Il sito esiste già da un po' di tempo, e le statistiche ci mostrano che arrivano visitatori... che percentuale potrebbe prenotare? La risposta varia anche in base alla stagione: il futuro turista forse non ha ancora neanche deciso la località di destinazione e sta solo dando un'occhiata in giro, oppure sta confrontando servizi e tariffe tra varie strutture, vale a dire potrebbe solo essere alla ricerca di informazioni senza un interesse reale a prenotare, per il momento.
Il RevPOV (Revenue Per Online Visit) è un indicatore della redditività del sito, e può oscillare nel corso dell'anno dallo 0,5% anche fino al 20%. Come ricavarlo? Si prende il totale delle entrate on-line e lo si divide per il numero totale di visitatori unici, e se ne ricava un grafico lineare su base annuale o eventualmente anche mensile.

Come far crescere questo RevPOV? La strategia principale è fornire al cliente la possibilità di conoscere la disponibilità e prenotare in tempo reale, quindi:

  • inserire il numero di telefono, sempre e su ogni pagina: tanti utenti del Web sono ancora restii nel compilare un modulo online, e ancora prediligono la buona vecchia chiamata telefonica.
  • se possibile - e prima o poi lo farete - arricchire il vostro sito con un Online Booking Engine (OBE), vale a dire un pacchetto software che permette al visitatore di verificare la disponibilità in tempo reale, calcolare in base alle persone e servizi scelti i costi per il periodo desiderato e inviare la prenotazione immediatamente.
La differenza primaria tra un OBE e un sito quale Expedia o Booking è che con un vostro OBE il visitatore non vedrà offerte di altre strutture nella località o vicinanze. Esistono svariate possibilità di motori di prenotazione - per trovarli basta fare una ricerca "Online Booking Engine" - che possono essere inseriti in una pagina qualsiasi del vostro sito o che apriranno una nuova pagina nel browser sul sito dell'OBE quando il visitatore farà clic su un link del tipo "Verifica disponibilità" oppure "Prenota ora".

La prima alternativa (integrare un modulo di prenotazione in tempo reale sul vostro sito) sarebbe preferibile, perché il visitatore resterà comunque sul sito anche se la sua ricerca di periodo di permanenza non sarà andata a buon fine.
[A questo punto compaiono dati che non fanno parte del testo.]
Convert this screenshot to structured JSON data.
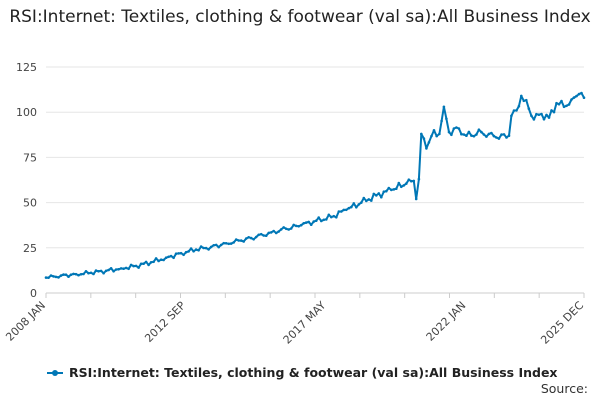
{
  "chart_data": {
    "type": "line",
    "title": "RSI:Internet: Textiles, clothing & footwear (val sa):All Business Index",
    "xlabel": "",
    "ylabel": "",
    "ylim": [
      0,
      125
    ],
    "yticks": [
      0,
      25,
      50,
      75,
      100,
      125
    ],
    "xticks": [
      {
        "label": "2008 JAN",
        "x": 2008.0
      },
      {
        "label": "2012 SEP",
        "x": 2012.667
      },
      {
        "label": "2017 MAY",
        "x": 2017.333
      },
      {
        "label": "2022 JAN",
        "x": 2022.0
      },
      {
        "label": "2025 DEC",
        "x": 2025.917
      }
    ],
    "grid": true,
    "legend_position": "bottom",
    "series": [
      {
        "name": "RSI:Internet: Textiles, clothing & footwear (val sa):All Business Index",
        "color": "#0077b6",
        "points": [
          [
            2008.0,
            8.5
          ],
          [
            2008.5,
            9.6
          ],
          [
            2009.0,
            10.4
          ],
          [
            2009.5,
            11.2
          ],
          [
            2010.0,
            12.3
          ],
          [
            2010.5,
            13.6
          ],
          [
            2011.0,
            15.0
          ],
          [
            2011.5,
            17.0
          ],
          [
            2012.0,
            19.5
          ],
          [
            2012.5,
            22.0
          ],
          [
            2013.0,
            24.0
          ],
          [
            2013.5,
            25.5
          ],
          [
            2014.0,
            27.5
          ],
          [
            2014.5,
            29.0
          ],
          [
            2015.0,
            31.0
          ],
          [
            2015.5,
            33.5
          ],
          [
            2016.0,
            35.5
          ],
          [
            2016.5,
            37.5
          ],
          [
            2017.0,
            40.0
          ],
          [
            2017.5,
            42.0
          ],
          [
            2018.0,
            46.0
          ],
          [
            2018.5,
            50.0
          ],
          [
            2019.0,
            54.0
          ],
          [
            2019.5,
            57.0
          ],
          [
            2020.0,
            60.5
          ],
          [
            2020.25,
            62.0
          ],
          [
            2020.33,
            52.0
          ],
          [
            2020.42,
            63.0
          ],
          [
            2020.5,
            88.0
          ],
          [
            2020.67,
            80.0
          ],
          [
            2020.92,
            90.0
          ],
          [
            2021.1,
            88.0
          ],
          [
            2021.25,
            103.0
          ],
          [
            2021.42,
            89.0
          ],
          [
            2021.75,
            91.0
          ],
          [
            2022.0,
            87.0
          ],
          [
            2022.5,
            89.0
          ],
          [
            2023.0,
            86.0
          ],
          [
            2023.42,
            87.0
          ],
          [
            2023.5,
            98.0
          ],
          [
            2023.67,
            101.0
          ],
          [
            2023.83,
            109.0
          ],
          [
            2024.08,
            102.0
          ],
          [
            2024.25,
            96.0
          ],
          [
            2024.5,
            99.0
          ],
          [
            2024.75,
            97.0
          ],
          [
            2025.0,
            105.0
          ],
          [
            2025.25,
            103.0
          ],
          [
            2025.5,
            107.0
          ],
          [
            2025.75,
            110.0
          ],
          [
            2025.917,
            108.0
          ]
        ]
      }
    ]
  },
  "source_label": "Source:"
}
Ma la nostra scelta potrebbe giocoforza orientarsi verso un modulo residente sul sito dell'OBE - perché la configurazione risulta più semplice, perché loro possono accettare carte di credito online, perché hanno un server sicuro e noi no, o altro - e allora sarebbe opportuno far aprire una nuova finestra in modo tale che nel caso la prenotazione non andasse a buon fine, il visitatore - una volta chiuso il modulo o fallita la prenotazione - si ritroverebbe sul nostro sito, e potrebbe decidere di fare una telefonata.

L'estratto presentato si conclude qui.